La presidenta de la Federación de Ganaderos de Santa Cruz, Modesta Marcó, informó que la muerte de estas reses significa para los productores una pérdida de más de US$3 millones, mientras que las quemas e incendios que han arrasado con los pastizales y la sequía que ha dejado desprovistos de agua a los ganaderos, han provocado una pérdida de más de US$10 millones.

Las zonas de los valles cruceños como nunca antes han registrado una extrema sequía, evidenciándose además muertes.

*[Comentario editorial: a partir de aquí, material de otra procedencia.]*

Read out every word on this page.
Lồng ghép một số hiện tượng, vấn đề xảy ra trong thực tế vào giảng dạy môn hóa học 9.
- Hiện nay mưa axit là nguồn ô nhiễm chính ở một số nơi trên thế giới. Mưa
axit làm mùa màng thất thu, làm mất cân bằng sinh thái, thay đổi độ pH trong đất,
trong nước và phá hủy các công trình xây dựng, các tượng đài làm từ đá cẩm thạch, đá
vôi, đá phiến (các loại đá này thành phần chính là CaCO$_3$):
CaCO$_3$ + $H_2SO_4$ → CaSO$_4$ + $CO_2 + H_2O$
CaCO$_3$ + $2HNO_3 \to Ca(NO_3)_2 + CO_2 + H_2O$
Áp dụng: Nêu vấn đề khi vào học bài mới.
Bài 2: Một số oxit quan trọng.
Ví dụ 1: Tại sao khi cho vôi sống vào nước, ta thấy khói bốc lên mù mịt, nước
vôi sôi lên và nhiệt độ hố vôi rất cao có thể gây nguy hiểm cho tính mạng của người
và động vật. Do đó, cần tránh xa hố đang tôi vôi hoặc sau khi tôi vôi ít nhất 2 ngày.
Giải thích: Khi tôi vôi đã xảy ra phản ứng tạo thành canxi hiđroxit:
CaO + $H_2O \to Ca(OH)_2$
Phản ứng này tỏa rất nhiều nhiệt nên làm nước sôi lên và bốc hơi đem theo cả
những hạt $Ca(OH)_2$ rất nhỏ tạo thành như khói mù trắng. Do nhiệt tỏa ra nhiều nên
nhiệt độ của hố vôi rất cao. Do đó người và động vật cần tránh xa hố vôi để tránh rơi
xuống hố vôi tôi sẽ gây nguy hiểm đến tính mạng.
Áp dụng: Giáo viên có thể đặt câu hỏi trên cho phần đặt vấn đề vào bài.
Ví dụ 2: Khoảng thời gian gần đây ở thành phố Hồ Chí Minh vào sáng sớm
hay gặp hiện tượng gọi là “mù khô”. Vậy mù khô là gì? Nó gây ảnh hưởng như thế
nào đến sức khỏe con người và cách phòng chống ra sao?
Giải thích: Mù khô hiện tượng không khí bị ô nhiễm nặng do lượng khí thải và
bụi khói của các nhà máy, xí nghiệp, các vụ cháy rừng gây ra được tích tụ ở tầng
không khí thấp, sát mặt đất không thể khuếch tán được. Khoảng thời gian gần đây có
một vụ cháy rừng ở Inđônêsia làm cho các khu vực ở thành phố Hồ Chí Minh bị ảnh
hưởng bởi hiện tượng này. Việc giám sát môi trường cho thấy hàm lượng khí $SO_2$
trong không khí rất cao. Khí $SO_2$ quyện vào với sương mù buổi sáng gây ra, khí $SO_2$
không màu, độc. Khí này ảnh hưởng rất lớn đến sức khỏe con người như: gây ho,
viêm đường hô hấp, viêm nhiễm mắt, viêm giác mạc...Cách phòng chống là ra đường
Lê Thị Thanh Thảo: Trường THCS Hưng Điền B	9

Los municipios de Mairana y El Trigal se han declarado en emergencia y en Comarapa han perecido 200 cabezas.

En la provincia de Cordillera hay una gran pérdida de ganado vacuno; así, en los municipios de Cabezas murieron 1.400 reses, en Boyuibe más de 1.300, en Charagua casi 1.000 cabezas, en Cuevo 963 y en Camiri más de 60.

El desequilibrio de la oferta y la demanda de la carne en el mercado originó un incremento en el precio del kilo de carne de 28 bolivianos a 32 bolivianos.

Se ha destinado 7 millones de bolivianos, y el Gobierno sólo entregó 350.000 bolivianos y se necesitan 37.000 toneladas de alimento para paliar la hambruna, según Modesta Marcó.